J’avais à peine posé le pied sur le nuage de ce fol amour, que j’en étais précipité violemment, et j’ai à peine recouvré, après cinq jours, le courage nécessaire pour retracer les circonstances presque ridicules de ma chute. – Mme Laroque et sa fille étaient parties dès le matin pour aller faire une visite nouvelle à Mme de Saint-Cast et ramener ensuite Mme Aubry. Je trouvai Mlle Hélouin seule au château. Je lui apportais un trimestre de sa pension : car, bien que mes fonctions me laissent en général tout à fait étranger à la tenue et à la discipline intérieures de la maison, ces dames ont désiré, par égard sans doute pour Mlle Caroline comme pour moi, que ses appointements et les miens fussent payés exceptionnellement de ma main. La jeune demoiselle se tenait dans le petit boudoir qui est contigu au salon. Elle me reçut avec une douceur pensive qui me toucha. J’éprouvais moi-même en ce moment cette plénitude de cœur qui dispose à la confiance et à la bonté.
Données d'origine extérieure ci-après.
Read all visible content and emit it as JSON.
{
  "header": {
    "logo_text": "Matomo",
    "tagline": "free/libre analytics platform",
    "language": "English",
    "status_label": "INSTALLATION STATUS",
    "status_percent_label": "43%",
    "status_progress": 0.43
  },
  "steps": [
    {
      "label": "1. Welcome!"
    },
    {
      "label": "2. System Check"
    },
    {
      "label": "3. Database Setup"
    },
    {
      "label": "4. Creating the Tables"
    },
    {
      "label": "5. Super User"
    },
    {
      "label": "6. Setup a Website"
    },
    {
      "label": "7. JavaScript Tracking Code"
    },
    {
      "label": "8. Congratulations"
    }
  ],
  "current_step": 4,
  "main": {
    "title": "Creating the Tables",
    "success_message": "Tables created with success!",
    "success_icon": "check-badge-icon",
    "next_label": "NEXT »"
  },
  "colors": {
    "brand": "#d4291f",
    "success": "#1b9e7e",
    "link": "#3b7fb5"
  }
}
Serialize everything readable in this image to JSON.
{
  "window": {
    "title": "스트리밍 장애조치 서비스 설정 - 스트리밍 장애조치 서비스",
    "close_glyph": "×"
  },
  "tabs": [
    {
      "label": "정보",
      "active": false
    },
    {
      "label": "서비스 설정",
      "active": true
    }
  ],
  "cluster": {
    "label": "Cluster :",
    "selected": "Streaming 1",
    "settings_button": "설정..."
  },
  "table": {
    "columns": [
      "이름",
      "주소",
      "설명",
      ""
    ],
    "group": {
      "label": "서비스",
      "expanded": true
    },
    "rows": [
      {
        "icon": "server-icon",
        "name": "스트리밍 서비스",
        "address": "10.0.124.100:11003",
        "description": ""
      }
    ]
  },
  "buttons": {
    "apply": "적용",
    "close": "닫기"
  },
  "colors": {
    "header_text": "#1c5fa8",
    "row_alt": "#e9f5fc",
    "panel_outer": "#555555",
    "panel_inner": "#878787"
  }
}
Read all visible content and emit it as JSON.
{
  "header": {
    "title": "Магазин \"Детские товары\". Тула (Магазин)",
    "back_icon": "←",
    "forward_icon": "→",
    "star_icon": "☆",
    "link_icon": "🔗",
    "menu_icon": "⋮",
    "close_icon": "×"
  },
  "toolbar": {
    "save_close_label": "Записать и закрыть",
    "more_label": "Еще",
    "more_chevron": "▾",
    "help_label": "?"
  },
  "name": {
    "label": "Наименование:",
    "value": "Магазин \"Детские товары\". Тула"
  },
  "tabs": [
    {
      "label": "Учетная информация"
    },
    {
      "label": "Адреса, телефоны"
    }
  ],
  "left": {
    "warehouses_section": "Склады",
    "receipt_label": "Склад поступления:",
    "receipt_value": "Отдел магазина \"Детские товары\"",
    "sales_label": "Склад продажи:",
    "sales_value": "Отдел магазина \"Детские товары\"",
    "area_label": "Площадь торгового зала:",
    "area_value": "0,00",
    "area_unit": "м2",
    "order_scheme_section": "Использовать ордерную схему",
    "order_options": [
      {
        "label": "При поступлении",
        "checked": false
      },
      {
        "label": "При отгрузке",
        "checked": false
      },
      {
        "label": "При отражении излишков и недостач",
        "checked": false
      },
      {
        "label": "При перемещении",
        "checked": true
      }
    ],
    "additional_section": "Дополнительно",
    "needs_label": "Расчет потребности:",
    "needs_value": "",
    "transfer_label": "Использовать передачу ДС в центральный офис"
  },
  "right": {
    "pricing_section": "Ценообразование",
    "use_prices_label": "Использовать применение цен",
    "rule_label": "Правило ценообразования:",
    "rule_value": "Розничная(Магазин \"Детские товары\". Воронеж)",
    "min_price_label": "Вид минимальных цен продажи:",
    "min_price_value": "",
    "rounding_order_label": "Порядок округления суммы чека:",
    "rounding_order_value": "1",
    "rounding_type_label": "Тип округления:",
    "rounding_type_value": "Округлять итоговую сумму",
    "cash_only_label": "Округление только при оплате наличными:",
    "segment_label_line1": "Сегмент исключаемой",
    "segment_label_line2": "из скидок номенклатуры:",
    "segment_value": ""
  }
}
Je résolus, en vrai don Quichotte, de tendre une main secourable à cette pauvre isolée. – Mademoiselle, lui dis-je tout à coup, vous m’avez retiré votre amitié, mais la mienne vous est restée tout entière ; me permettez-vous de vous en donner une preuve ?

Elle me regarda, et murmura un oui timide.

– Eh bien ! ma pauvre enfant, vous vous perdez.

Elle se leva brusquement. – Vous m’avez vue cette nuit dans le parc ! s’écria-t-elle.

– Oui, mademoiselle.

– Mon Dieu !... – Elle fit un pas vers moi. – Monsieur Maxime, je vous jure que je suis une honnête fille !

– Je le crois, mademoiselle ; mais je dois vous dire que dans ce petit roman, sans doute très innocent de votre part, mais qui l’est peut-être moins de l’autre, vous aventurez très gravement votre réputation et votre repos. Je vous supplie d’y réfléchir, et je vous supplie en même temps d’être bien assurée que personne autre que vous n’entendra jamais un mot de ma bouche sur ce sujet.

J’allais me retirer : elle s’affaissa sur ses genoux près d’un canapé et éclata en sanglots, le front appuyé sur ma main, qu’elle avait saisie. J’avais vu couler, il y avait peu de temps, des larmes plus belles et plus dignes ; cependant j’étais ému. – Voyons, ma chère demoiselle, lui dis-je, il n’est pas trop tard, n’est-ce pas ? – Elle secoua la tête avec force. – Eh bien, ma chère enfant, prenez courage. Nous vous sauverons, allez ! Que puis-je faire pour vous, voyons ? Y a-t-il entre les mains de cet homme quelque gage, quelque lettre que je puisse lui redemander de votre part ? Disposez de moi comme d’un frère.

Elle quitta ma main avec colère. – Ah ! que vous êtes dur ! dit-elle. Vous parlez de me sauver... c’est vous qui me perdez ! Après avoir feint de m’aimer, vous m’avez repoussée... vous m’avez humiliée, désespérée... Vous êtes la cause unique de ce qui arrive !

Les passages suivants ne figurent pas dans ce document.